One could run calibre with it's heavy GUI, but it's not a good idea. RPI's CPU is not strong enough, it would be a pain to run calibre like this. So what I did was use a command line tool that is shipped with calibre called calibre-server. What this tool does is run a web server where you can search and download the ebooks that are on it's database. The confirguration is very simple (check this link), but I wanted it to run everytime the RPI booted, and for that I had to create a .service file for systemd. I looked around the net and found two pages: this one and this one. So here's my final calibre.service file. Just save it on /lib/systemd/system/.

[Unit]
Description=Calibre-Server
After=network.target

[Service]
Type=forking
PIDFile=/run/calibre-server.pid
ExecStart=/usr/bin/calibre-server \
        --daemonize \
        --port=portnumber \
        --pidfile=/run/calibre-server.pid \
        --with-library=/path/to/library/ \
Restart=on-abort

[Install]
WantedBy=multi-user.target

# Useful options for calibre-server
#--password=passy
#--username=user

Edit the text in italic. A few notes on these settings:

1) Username and password are optional. With the current Arch Linux packages, setting a username and password will result in a non working server because of a bug on cherrypy 3.2.3 (web framework used by calibre). I got this info from this post. I looked for the cherrypy 3.2.2 Arch Linux ARM package but I could not find it. Appearantly the binary package provided by the official calibre site doesn't have this bug but I'm kinda lazy, I prefer using regular Arch packages. Anyway, this is not THAT much of a problem, since if a unauthorized person finds my server, the only thing he/she'll be able to do is download my books.
2) Run this server on a unsual port. As I mentioned on a earlier post, when I first started running a SSH server, it kept getting hammered (I did use ssh keys, which is a good thing). Once I changed the port number, all the hammering was gone. Now, I use unusual port numbers for every server I run on my home.

Now, to start the server simply type:

sudo systemctl start calibre.service

To stop the server:

sudo systemctl stop calibre.service

To run the server on every boot:

sudo systemctl enable calibre.service

That's it!

Also, while I was watching a movie on the RPI, I used my phone to access the web server and make some queries, the movie did not strutter. I didn't download any files, but the CPU managed the extra load.

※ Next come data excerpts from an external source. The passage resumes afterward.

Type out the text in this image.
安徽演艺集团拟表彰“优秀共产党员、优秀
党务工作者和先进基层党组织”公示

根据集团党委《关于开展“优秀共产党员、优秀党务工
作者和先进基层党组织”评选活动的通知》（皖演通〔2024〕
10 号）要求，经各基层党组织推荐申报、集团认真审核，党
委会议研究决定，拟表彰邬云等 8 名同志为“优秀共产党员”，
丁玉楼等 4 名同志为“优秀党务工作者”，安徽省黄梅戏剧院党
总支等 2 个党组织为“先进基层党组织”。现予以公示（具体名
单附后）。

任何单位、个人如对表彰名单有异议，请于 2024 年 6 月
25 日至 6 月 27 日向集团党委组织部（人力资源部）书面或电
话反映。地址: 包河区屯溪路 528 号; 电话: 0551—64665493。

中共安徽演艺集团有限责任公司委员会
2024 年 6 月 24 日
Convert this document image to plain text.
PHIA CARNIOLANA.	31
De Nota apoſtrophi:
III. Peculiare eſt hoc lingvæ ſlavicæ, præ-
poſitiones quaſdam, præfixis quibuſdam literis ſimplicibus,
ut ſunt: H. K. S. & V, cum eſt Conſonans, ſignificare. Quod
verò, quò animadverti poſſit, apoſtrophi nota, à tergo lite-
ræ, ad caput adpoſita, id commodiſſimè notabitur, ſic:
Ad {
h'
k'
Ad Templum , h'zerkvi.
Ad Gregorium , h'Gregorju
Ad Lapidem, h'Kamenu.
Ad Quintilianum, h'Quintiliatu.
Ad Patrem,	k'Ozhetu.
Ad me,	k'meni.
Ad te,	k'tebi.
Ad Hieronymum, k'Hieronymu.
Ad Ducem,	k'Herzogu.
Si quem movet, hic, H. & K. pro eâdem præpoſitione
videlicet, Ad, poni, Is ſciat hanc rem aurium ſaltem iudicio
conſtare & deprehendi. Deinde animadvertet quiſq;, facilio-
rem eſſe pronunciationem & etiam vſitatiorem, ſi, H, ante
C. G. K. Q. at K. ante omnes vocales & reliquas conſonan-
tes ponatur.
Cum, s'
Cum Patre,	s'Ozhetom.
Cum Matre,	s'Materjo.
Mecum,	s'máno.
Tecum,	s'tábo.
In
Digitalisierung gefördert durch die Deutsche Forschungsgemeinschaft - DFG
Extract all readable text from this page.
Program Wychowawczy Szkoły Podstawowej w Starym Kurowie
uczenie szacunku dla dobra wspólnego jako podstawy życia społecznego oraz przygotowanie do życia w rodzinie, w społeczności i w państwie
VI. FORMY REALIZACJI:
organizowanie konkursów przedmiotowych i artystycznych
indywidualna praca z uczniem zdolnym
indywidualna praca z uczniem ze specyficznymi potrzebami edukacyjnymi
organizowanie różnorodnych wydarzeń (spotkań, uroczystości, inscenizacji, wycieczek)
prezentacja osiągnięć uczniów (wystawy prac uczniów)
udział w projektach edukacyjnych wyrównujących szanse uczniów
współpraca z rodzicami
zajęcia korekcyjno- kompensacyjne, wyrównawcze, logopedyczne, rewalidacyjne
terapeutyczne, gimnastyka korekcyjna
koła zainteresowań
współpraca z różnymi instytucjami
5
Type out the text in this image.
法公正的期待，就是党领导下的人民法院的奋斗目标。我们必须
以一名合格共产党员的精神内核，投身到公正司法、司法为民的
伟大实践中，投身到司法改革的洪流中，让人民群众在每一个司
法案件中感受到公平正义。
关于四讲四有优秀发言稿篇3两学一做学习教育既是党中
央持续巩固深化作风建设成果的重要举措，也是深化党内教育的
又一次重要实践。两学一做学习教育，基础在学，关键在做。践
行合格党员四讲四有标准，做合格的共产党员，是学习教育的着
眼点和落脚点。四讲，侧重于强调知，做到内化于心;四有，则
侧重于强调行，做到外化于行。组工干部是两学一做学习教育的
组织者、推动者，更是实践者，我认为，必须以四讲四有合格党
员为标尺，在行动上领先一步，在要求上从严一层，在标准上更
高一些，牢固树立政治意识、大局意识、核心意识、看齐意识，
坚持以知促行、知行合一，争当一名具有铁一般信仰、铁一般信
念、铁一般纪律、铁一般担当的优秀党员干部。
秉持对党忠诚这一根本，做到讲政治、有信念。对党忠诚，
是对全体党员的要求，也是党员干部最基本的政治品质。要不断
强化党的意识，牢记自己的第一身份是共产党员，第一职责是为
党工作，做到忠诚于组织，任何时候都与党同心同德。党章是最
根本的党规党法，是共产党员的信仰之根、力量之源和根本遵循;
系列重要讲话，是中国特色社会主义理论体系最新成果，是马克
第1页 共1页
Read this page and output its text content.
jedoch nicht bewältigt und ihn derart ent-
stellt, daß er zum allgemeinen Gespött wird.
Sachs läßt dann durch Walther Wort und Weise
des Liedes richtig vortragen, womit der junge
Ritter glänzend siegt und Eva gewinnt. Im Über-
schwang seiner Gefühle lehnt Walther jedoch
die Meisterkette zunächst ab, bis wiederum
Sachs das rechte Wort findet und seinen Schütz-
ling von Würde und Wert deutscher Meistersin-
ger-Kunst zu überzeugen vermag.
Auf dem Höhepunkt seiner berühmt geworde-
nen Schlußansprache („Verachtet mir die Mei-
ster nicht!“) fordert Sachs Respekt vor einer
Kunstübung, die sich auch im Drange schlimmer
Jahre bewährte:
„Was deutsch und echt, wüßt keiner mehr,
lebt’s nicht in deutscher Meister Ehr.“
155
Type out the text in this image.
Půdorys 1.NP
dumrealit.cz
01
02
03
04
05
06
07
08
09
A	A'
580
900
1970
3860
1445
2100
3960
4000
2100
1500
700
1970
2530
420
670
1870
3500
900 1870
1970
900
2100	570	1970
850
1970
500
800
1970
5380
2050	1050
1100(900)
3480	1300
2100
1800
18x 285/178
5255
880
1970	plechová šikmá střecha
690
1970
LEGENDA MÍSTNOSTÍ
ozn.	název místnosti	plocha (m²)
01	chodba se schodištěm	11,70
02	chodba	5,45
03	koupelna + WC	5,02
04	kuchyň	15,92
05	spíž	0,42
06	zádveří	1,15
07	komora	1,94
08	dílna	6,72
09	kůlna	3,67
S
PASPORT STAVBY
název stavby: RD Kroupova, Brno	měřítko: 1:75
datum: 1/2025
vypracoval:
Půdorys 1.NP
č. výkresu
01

There's a small problem with this setup: how to manage the database if running calibre GUI on the RPI is insanely slow (for adding books, for example)? One can do it with the command line tools calibre has but I reckon it'd be a pain. I did it by running calibre on my desktop and mounting the RPI filesystem on the desktop using NFS. Calibre devs say that running the database on a network drive is not supported but I did not encounter any problems. Just for the sake of safety, I did make a backup of the database before changing it.

Well, that's it. I hope this post ends being useful to anyone.